Czym jest tytułowa utopia w „Długiej Utopii” Stephena Baxtera i Terry’ergo Pratchetta? To iluzja nowych początków, niekończącej się szczęśliwości, jaką miałyby dać równie nieskończone światy. Zwielokrotnione horyzonty, miliardy terytoriów do zdobycia, niekończące się źródła życia – minerały, woda, pożywienie – wszystkiego w bród, po uszy całej ludzkości i dziesiątek kolejnych pokoleń. Doświadczenia Ziemi Podstawowej przekazywane z generacji na generację, z Niskich i Wysokich Ziem, ulepszane, udoskonalane – wieczna ewolucja na wszystkie możliwe kierunki. Czym tu się martwić, jeśli można kreować swoje przeznaczenie tak jak tylko możne je sobie wymarzyć? To kwintesencja szczęśliwości człowieka! Ale to także zbyt piękny sen, by był prawdziwy… Koszmar czuć gdzieś na horyzoncie, a raczej tutaj gdzieś pod ziemią, na razie daleko, głęboko w trzwiach, ale już wkrótce utopia przekształci się w dystopię – kolejną opowieść o zagładzie ludzkości.

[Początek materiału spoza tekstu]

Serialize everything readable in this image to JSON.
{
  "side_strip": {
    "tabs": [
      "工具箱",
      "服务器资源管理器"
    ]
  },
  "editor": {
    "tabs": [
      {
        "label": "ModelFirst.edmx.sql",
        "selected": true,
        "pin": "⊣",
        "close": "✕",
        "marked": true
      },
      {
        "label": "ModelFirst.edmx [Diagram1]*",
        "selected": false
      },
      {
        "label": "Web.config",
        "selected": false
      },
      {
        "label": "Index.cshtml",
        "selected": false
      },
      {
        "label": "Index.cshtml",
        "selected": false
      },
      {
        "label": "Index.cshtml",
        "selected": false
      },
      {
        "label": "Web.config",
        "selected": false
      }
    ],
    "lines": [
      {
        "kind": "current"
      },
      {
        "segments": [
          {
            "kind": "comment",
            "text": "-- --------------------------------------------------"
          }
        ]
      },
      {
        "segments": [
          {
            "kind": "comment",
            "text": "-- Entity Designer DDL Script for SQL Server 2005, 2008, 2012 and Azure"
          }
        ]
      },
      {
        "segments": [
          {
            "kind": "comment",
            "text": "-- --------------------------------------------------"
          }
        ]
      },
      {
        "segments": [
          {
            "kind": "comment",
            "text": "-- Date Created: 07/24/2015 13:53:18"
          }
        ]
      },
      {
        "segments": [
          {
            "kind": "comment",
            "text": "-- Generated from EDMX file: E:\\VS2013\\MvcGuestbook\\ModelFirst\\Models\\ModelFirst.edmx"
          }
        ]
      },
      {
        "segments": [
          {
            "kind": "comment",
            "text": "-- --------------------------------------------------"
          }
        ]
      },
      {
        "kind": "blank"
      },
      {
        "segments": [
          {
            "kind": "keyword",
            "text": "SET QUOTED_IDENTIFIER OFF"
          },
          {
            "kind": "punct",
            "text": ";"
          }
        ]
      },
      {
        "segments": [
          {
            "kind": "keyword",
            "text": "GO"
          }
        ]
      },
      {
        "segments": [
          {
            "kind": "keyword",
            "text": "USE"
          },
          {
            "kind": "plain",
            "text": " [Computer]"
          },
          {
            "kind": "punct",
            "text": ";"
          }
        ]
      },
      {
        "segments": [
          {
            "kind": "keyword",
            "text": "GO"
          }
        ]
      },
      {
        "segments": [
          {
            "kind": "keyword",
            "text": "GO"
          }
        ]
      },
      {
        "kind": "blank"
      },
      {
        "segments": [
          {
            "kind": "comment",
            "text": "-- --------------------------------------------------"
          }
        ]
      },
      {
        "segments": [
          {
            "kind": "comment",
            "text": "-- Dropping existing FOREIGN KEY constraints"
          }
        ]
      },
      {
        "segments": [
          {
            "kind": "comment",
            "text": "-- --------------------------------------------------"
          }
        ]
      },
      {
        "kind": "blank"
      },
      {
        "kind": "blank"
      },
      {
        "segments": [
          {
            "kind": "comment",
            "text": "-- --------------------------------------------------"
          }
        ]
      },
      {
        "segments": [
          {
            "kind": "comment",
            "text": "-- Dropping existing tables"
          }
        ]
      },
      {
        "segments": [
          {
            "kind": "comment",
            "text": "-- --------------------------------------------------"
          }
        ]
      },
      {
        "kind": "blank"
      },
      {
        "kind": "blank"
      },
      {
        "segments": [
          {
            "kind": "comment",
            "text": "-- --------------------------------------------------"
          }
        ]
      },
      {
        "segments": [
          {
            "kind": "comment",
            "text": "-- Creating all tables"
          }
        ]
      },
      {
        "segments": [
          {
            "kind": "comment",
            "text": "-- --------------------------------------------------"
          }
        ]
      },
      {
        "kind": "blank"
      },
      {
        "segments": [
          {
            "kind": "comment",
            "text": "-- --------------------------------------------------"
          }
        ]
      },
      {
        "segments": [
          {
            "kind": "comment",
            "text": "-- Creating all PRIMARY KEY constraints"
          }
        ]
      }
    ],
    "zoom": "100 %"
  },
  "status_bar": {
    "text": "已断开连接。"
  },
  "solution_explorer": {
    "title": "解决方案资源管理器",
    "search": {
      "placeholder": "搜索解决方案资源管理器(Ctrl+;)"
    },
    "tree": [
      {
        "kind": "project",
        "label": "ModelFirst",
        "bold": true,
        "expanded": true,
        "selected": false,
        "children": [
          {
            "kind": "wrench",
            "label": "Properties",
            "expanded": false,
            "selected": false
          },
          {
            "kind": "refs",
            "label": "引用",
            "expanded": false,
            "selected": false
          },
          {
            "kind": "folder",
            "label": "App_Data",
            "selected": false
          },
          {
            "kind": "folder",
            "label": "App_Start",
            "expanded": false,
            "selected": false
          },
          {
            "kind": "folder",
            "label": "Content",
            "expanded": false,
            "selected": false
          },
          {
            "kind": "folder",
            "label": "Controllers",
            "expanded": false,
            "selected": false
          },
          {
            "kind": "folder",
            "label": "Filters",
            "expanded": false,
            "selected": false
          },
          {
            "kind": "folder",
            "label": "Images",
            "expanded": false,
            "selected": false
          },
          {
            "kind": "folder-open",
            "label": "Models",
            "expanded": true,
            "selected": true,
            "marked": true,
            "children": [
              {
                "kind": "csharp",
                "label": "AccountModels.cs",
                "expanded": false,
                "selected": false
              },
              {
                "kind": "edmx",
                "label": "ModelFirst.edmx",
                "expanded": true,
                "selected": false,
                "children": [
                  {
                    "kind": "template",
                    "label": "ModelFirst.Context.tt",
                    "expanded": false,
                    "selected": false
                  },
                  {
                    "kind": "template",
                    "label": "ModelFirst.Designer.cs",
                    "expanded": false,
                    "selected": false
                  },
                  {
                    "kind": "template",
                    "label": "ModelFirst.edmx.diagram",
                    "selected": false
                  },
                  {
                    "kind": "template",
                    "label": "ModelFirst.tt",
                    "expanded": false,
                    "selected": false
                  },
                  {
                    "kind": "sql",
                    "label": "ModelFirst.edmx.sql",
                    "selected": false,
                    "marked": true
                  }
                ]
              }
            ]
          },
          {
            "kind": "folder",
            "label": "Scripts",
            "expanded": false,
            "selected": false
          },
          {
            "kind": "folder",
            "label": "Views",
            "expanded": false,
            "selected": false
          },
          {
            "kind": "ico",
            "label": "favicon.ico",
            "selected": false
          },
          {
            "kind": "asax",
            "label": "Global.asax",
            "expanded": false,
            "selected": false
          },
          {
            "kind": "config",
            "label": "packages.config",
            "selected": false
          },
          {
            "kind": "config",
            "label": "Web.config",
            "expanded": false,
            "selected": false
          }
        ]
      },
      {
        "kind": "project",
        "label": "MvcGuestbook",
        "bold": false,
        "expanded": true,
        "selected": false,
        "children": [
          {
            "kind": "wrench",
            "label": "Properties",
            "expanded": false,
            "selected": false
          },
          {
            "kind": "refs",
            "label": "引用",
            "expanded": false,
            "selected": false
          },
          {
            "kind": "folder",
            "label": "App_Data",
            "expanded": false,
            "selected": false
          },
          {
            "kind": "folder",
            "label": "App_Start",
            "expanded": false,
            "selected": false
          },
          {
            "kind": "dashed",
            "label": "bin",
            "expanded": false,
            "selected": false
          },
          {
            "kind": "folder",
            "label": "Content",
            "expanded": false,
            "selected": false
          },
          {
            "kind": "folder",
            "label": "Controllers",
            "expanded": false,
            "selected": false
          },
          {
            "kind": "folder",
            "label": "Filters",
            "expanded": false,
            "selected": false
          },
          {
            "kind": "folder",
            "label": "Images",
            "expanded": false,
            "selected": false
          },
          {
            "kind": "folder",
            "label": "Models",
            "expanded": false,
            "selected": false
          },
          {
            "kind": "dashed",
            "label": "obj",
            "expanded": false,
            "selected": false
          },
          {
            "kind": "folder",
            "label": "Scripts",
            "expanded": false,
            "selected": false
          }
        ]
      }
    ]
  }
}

„Długa Utopia” zdaje się być pod tym względem niezwykle nostalgiczną opowieścią o tym, że nic nie trwa wiecznie. Nie ma czegoś takiego jak idealne światy, a tęsknota za nimi, mimo tego, że uzasadniona, to niestety nigdy nie znajdzie pokrycia w rzeczywistości. Nawet gdy warunki są ku temu doskonałe. Szczęście zdaje się tutaj mieć swoją cenę, a każda chwila może być ostatnią, nawet na tak oddalonej Ziemi, jak ta o numerze 1 217 756. Utopia Długiej Ziemi to raczej ironia – niemożliwy koncept, który na zawsze pozostanie w swojej początkowej fazie, czyli fazie marzeń.
Autorzy snują słodko-gorzką opowieść o przetrwaniu, o podróży w nieznane i poszukiwaniu odpowiedzi na najtrudniejsze pytania. Kim jest człowiek? Jaka czeka go przyszłość w tym niekończących się światach? Czy ma szansę przetrwać, gdy inna rzeczywistość przebije się przez tę pozorną bańkę szczęśliwości?
Niestety trudno jest mi porównać „Długą Utopię” z poprzednimi tomami cyklu, których lektura wciąż jeszcze przede mną. Sporo tu akcji, podróży, eksploracji i odkrywania przeszłości. To podstawowe wątki opowieści, a sami bohaterowie skupiają się raczej na działaniu i motywacjach, niż na samych sobie. Powieść czyta się lekko, niemniej czuć w niej już smutną nutę nadciągającego końca. Miłośnicy twórczości Terry’ego Pratchetta, szczególnie ci, którzy znają go przede wszystkim z cyklu fantasy o Świecie Dysku, czytając „Długą Utopię” mogą poczuć się zaskoczeni – to Pratchett inny, kosmiczny, niemal apokaliptyczny, który jedynie próbuje zachować fasadę szczęśliwości.
„Długa Utopia” wydaje się być ciepła, niemal rodzinna, podróżnicza, pełna zachodów słońca i niekończących się zielonych horyzontów. Tylko czemu widać już cień? Czemu tajemnica musi mieć znamiona nadchodzącej ciemności? Czemu ludzkości nie jest dane odnaleźć ostatecznego spełnienia? Zbliżamy się do końca nowej ery kolonistów, żegnamy kolejne postacie, odkrywamy sekrety przeszłości, a utopia chwieje się w posadach.
O.
*Za przedpremierowy egzemplarz powieści dziękuję Księgarni Internetowej Virtualo.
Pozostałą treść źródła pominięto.